Looking over the shoulder, one cannot help noticing that the backbencher has never had a good press.

He has, in deed, been equated with every saleable species. The regrettable tendency of some of this kind to swivel around a rather slick base has drawn comparison to that most shifty of all utensils – the lota.

A more apt comparison would perhaps have been to the sunflower, the blossom that constantly swirls around to be ever facing the rising sun.

That would have been more appropriate and less insulting. We proudly call our system a parliamentary democracy – and a Westminster type at that.

What we do not do is pause to ponder what makes the Westminster type of democracy tick.

It does, above all, due to the special role of the backbencher, the person whom the electorate elects from amongst his or her peers not only to represent them in parliament but also to safeguard their interests.

The backbencher, thus, provides the secure foundation, without which the edifice of democracy would sink like a sandcastle at high tide.

The backbencher, in addition, can act as the eyes and ears of the government. It is he who has his hand on the pulse of the populace who, by right, are the real rulers of the land.

In the British House of Commons, the backbenchers represent a most potent force. It is the backbenchers that influence and, at times, change party politics.

It is they who decide if and when a leader has outlived his/her utility to the party and its electorate.

On weighty issues of national importance it is above all the backbenchers that have the courage of conviction to break party ranks if and when circumstances so demand.

Now, let us take a discerning look at what we have reduced our backbenchers to. In our parliament, the backbencher is never afforded either the stature or respect that he or she deserves.

We conveniently ignore the fact that the backbencher is, or at least should be, the very backbone of the parliamentary system of democracy.

It is the backbencher who represents the link between the electorate and the government. When a citizen feels aggrieved, it is the local Member of Parliament he is supposed to go to for redress.

When a calamity befalls (whether man-made or God-sent) it is the bounden duty of the MP to come to the aid of the constituency.

It is a sorry state of affairs that our democratic system does not live up to the tradition. At the flimsiest of pretexts, the Chief Executive – accompanied by a horde of minions – commandeers a fleet of bulletproof limousines or helicopters, as the case may be, and arrives to take personal charge of the situation.
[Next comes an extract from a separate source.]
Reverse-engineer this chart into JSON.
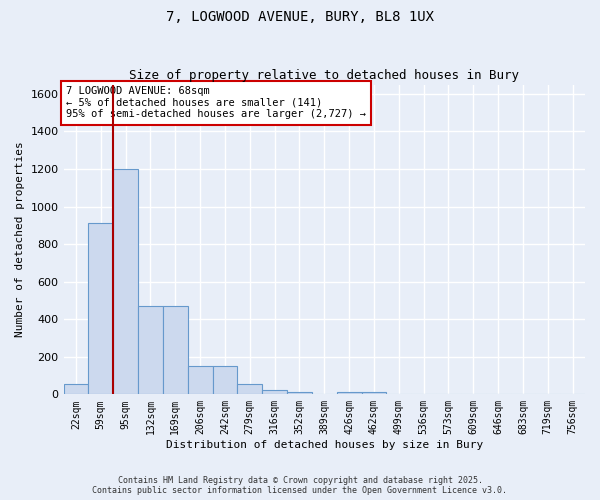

In this uncertain situation, he begins issuing precipitate orders (“arrest the culprits within 72 hours”) that, he knows fully well, cannot and will not be carried out.

This sort of charade should never be enacted in a democracy. It is the local MP – the lowly backbencher – whose constituency it is who should be in evidence when something goes wrong.

What the aggrieved party is in need of is the assistance of the local authorities (backed up by the democratic authority of the concerned Member of Parliament) rather than the televised spectacle of a national leader (and his motley retinue), who is worried more about his own image on the tube rather than the welfare of the affected persons.

There is imperative need to re-establish the credibility of the backbencher. Democracy flows from the base to the top rather than the other way around.

The relationship between the backbencher and members of the cabinet would need to be re-defined.

The Prime Minister and his cabinet colleagues must endeavour to operate through the MPs rather than by-pass them.

Each tier in a working democracy needs to function within its own parameters. The backbencher deserves to be restored to the pivotal position that is his/her due.

The backbencher, on his/her part, has to prove worthy of the confidence reposed by the electors.

Then, and only then, will we be able to boast of having a workable and viable parliamentary democracy.

— The writer is a former Ambassador and former Assistant Secretary General of OIC.